Since its introduction in early February, the government’s proposed Fair Elections Act has been widely debated in the pages of our major newspapers, the focus of town hall meetings held across the country by the NDP, and the subject of testimony and heated questioning before a House of Commons Committee. The bill has even been the topic of a pre-study by a Senate Committee, an indication that the government would like to move it forward quickly. One of the most hotly contested parts of the bill would put an end to vouching, a process that allows people without appropriate identification to vote, provided another elector in their polling division is able to vouch for their identity and residence.
The government says that vouching undermines the integrity of our system and wants to eliminate it. Opponents – and there are a lot of us – argue that there is no evidence supporting the need to end vouching and that doing so could disenfranchise more than 100,000 Canadians. The government has also gone on the offensive against Elections Canada, an institution with a stellar reputation around the globe.
The recent argument that Elections Canada is in a conflict of interest because of their competing goals merits examination. The suggestion is that the two goals of increasing voter turnout and improving electoral integrity are fundamentally at odds. At a superficial level, there is some validity to this argument. A system that maximizes electoral integrity will necessarily impose stringent requirements on voters, including identification requirements. This will, in turn, mean less people who are able to cast a ballot. Conversely, if we try, at all costs, to maximize the number of people who vote, we need to lessen strict ID requirements which might, in turn, undermine integrity. Of course, this is not a true conflict of interest, just a fact of life in that that sometimes, individuals and institutions have to try to achieve more than one goal at a time. A restauranteur wants to maximize business (and therefore turn over tables) while at the same time providing great service to patrons. This doesn’t create a conflict – just a need to balance interests. The question to be asked about the Fair Elections Act: does it strike the right balance? This is really the essence of the meaning of fairness, after all.
If the government is taken at its word, vouching needs to be eliminated to ensure electoral integrity because of the evidence that there have been lots of problems with vouching in the past. It is significant that since the bill was introduced just two short months ago, the government narrative has shifted from one of “cracking down on voter fraud” to bolstering “integrity” and correcting “irregularities”. That shift was a necessary one since there is, in fact, no evidence that the problems with vouching allowed voters who were not entitled to vote to do so and certainly no evidence – none at all – of voter fraud. The Minister of State for Democratic Reform can cherry-pick statements from an independent report pointing to the “serious” nature of the irregularities, but that doesn’t change the fact that both the report and the Supreme Court of Canada (in a recent contested election case) have made clear that there is no evidence that anyone who was not entitled to vote has been permitted to do so due to the issues surrounding vouching.
The problems that have been identified with respect to vouching are serious; they do threaten to undermine integrity and should be fixed.
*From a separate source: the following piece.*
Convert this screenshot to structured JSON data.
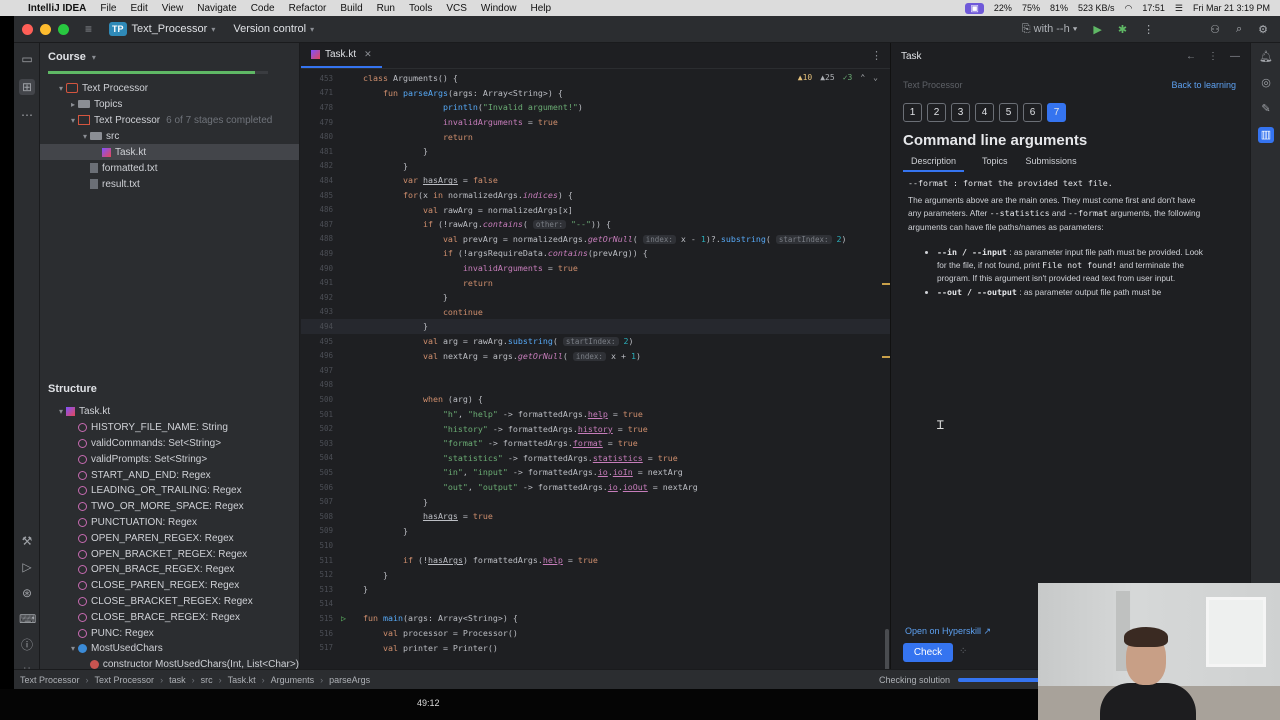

But if we are seeking to balance the twin goals of integrity and enfranchisement, we can’t sacrifice one on the altar of the other. More importantly, if we want to re-jig the current balance, we need to look at the evidence. Laws are supposed to address existing problems, not hypotheticals. Public perception is important, but the fact that some may mistakenly believe that vouching leads to fraud is not a reason to take away the fundamental right to vote. Our Supreme Court has already recognized that the Canada Elections Act “reflects the fact that our electoral system must balance several interrelated and sometimes conflicting values. Those values include certainty, accuracy, fairness, accessibility, voter anonymity, promptness, finality, legitimacy, efficiency and cost. But the central value is the Charter-protected right to vote.” Somewhere along the way, this central value has been lost. It’s time we re-discovered it and put it at the centre of our discussions on electoral reform.